WAFF 48 reported that Cheyenne’s mother, Jennifer, was filming her young daughters at the park on her phone when the incident occurred.
Numerous accounts indicated that Cheyenne and her three-year-old sister were watching the kangaroo from the other side of the fence when it stuck its head and arms through an opening in the enclosure, grabbing and apparently biting the youngster on her head.
Cheyenne reportedly was mimicking the animal before being dragged by it from her hair.
“I thought it was playing. I’m just glad it got me instead of my baby sister because it would’ve hurt her even worse,” Cheyenne White told ABC7.

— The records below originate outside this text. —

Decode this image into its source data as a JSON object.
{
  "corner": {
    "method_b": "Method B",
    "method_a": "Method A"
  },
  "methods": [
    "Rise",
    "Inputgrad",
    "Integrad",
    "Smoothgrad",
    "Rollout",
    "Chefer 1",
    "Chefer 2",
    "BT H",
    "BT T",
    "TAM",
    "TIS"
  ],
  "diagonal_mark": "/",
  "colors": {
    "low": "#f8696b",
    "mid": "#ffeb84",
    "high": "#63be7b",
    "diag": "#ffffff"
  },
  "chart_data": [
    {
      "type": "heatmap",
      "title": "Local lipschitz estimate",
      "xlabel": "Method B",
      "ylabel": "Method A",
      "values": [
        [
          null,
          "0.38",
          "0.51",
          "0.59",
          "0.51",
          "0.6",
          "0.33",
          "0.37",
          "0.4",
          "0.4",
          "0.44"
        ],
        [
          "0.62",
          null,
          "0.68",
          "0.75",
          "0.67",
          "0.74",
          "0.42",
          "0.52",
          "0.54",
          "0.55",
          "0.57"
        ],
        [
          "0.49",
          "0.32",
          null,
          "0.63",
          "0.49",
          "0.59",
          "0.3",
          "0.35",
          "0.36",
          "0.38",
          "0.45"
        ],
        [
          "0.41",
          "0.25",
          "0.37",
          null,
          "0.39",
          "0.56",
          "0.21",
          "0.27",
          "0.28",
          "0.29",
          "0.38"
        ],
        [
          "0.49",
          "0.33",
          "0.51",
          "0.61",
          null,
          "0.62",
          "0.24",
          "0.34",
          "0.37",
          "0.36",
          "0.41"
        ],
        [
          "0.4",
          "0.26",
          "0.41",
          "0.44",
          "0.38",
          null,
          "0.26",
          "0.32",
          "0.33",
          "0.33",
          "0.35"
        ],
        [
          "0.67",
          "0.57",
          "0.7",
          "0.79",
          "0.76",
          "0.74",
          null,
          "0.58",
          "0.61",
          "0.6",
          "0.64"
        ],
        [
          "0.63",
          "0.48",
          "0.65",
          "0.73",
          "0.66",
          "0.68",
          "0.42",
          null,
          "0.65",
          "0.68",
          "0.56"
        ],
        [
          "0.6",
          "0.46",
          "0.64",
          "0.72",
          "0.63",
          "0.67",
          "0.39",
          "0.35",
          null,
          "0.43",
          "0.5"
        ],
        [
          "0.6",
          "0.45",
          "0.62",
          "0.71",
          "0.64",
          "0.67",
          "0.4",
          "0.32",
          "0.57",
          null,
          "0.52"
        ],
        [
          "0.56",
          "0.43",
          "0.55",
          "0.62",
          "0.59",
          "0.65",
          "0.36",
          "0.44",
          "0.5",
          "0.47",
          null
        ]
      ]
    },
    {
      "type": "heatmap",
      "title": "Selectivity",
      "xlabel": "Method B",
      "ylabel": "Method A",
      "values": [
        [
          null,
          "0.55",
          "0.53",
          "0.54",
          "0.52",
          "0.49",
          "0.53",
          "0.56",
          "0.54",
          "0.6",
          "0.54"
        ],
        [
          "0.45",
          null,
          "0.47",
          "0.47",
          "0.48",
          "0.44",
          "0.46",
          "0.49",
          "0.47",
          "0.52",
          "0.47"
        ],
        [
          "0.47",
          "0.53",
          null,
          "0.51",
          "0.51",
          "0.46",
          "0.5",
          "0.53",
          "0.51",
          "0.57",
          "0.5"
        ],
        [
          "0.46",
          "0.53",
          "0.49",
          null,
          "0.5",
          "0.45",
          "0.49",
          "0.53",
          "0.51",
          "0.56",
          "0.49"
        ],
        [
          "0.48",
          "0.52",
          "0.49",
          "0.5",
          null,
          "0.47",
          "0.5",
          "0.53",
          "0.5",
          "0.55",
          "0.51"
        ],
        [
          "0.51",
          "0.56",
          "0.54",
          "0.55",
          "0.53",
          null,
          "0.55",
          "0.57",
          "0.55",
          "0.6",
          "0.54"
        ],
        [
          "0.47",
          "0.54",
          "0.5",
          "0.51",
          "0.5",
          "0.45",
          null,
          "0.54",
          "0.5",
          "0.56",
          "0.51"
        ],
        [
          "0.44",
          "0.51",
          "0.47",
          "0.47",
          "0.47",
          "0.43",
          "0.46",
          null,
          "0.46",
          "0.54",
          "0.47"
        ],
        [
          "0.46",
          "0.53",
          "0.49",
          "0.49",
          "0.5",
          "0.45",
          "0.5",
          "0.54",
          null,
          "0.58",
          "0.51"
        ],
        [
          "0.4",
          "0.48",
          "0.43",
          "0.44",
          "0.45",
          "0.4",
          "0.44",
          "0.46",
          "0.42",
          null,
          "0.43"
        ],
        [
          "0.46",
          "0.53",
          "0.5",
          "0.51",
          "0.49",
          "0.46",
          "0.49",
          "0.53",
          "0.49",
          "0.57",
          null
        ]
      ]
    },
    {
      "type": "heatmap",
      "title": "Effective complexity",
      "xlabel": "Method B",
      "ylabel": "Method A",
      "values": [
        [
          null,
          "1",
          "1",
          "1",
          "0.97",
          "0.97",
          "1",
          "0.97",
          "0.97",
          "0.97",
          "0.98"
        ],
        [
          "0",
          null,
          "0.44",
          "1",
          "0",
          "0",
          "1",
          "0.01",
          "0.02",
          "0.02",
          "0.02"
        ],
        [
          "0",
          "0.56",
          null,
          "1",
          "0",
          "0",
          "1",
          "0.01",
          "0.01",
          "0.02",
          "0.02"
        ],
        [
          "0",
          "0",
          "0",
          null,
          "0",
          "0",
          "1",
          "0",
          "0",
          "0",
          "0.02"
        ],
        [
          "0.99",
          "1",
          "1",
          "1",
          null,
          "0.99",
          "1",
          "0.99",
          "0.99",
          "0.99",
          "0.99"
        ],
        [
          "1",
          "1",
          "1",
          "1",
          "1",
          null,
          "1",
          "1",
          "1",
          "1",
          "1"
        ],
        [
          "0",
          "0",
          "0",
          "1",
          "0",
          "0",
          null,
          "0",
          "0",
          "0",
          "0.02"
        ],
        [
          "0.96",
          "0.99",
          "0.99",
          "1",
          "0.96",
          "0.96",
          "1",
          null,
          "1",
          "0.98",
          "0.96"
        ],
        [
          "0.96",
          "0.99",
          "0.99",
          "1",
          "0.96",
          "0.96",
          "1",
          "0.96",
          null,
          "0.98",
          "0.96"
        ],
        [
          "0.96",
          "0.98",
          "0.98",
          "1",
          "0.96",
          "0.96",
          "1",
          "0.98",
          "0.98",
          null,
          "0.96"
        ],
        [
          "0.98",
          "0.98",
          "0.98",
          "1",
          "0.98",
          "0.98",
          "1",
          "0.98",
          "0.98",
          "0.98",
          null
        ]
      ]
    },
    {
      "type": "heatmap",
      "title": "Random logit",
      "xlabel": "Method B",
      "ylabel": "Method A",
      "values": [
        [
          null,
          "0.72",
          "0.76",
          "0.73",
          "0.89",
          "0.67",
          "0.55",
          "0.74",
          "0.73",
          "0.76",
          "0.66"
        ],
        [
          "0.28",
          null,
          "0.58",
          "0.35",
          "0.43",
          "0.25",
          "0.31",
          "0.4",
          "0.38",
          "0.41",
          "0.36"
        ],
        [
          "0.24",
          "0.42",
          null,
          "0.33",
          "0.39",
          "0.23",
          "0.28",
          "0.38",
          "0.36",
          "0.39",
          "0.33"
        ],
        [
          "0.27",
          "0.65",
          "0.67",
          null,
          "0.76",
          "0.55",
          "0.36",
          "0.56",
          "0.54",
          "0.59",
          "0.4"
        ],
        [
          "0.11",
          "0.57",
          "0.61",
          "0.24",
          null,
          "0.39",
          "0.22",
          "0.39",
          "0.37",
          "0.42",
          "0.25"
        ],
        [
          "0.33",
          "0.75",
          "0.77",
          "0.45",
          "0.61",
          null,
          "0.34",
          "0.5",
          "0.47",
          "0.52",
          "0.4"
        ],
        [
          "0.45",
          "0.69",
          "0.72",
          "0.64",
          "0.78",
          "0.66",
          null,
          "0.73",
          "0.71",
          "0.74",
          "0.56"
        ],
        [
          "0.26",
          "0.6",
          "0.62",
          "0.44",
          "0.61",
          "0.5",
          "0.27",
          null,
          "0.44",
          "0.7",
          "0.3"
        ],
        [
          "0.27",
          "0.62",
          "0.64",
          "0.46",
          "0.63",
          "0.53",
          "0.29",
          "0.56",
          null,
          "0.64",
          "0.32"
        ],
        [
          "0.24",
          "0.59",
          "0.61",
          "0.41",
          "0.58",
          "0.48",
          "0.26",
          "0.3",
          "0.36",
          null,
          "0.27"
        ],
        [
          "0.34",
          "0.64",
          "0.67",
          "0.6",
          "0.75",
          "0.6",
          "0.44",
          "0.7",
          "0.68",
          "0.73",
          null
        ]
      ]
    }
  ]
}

The kangaroo is now under a 90-day observation at the order of state health authorities who are in the “process of limiting the chance this kangaroo will have accessibility to hurt or bite anyone else,” according to WAFF 48.
While the signage at the beginning of the trail advised visitors to enter at their own risk, under state law the enclosure had signs warning that the kangaroo bites. Additional barriers are now being constructed. The outlet confirmed that the kangaroo named Erwin, who has been at the wild animal park for nine years will remain at the park.
Lewis, an employee at the park has stated that the kangaroo was “real gentle.”
“They are not predators by design, he said. “Any troubled animals, we don’t keep them.
Almost a year ago, a similar incident made headlines when a three-year-old boy climbed through the barrier and fell into a gorilla enclosure at the Cincinnati Zoo. Sadly, that resulted in Harambe, the 450lbs endangered Silverback Gorilla being shot to death for what some believe to be protecting the child from the screaming crowd above.
At the time, news outlets worldwide revealed other stories about dangerous encounters between children and animals held in captivity.
ABC News specifically pointed to a 1996 incident at an Illinois zoo in which a female gorilla held a young boy who fell nearly 20 feet into her enclosure, reporting that in this incident the gorilla was hailed as a hero and its life spared.
Zoo officials reportedly called the decision to kill Harambe a “tough choice.”
Ultimately, WAN and animal advocates everywhere, believe that these choices should never have to be made in the first place because wild animals should not be forced to live in confinement in an unnatural habitat such as a park or zoo solely for people’s entertainment.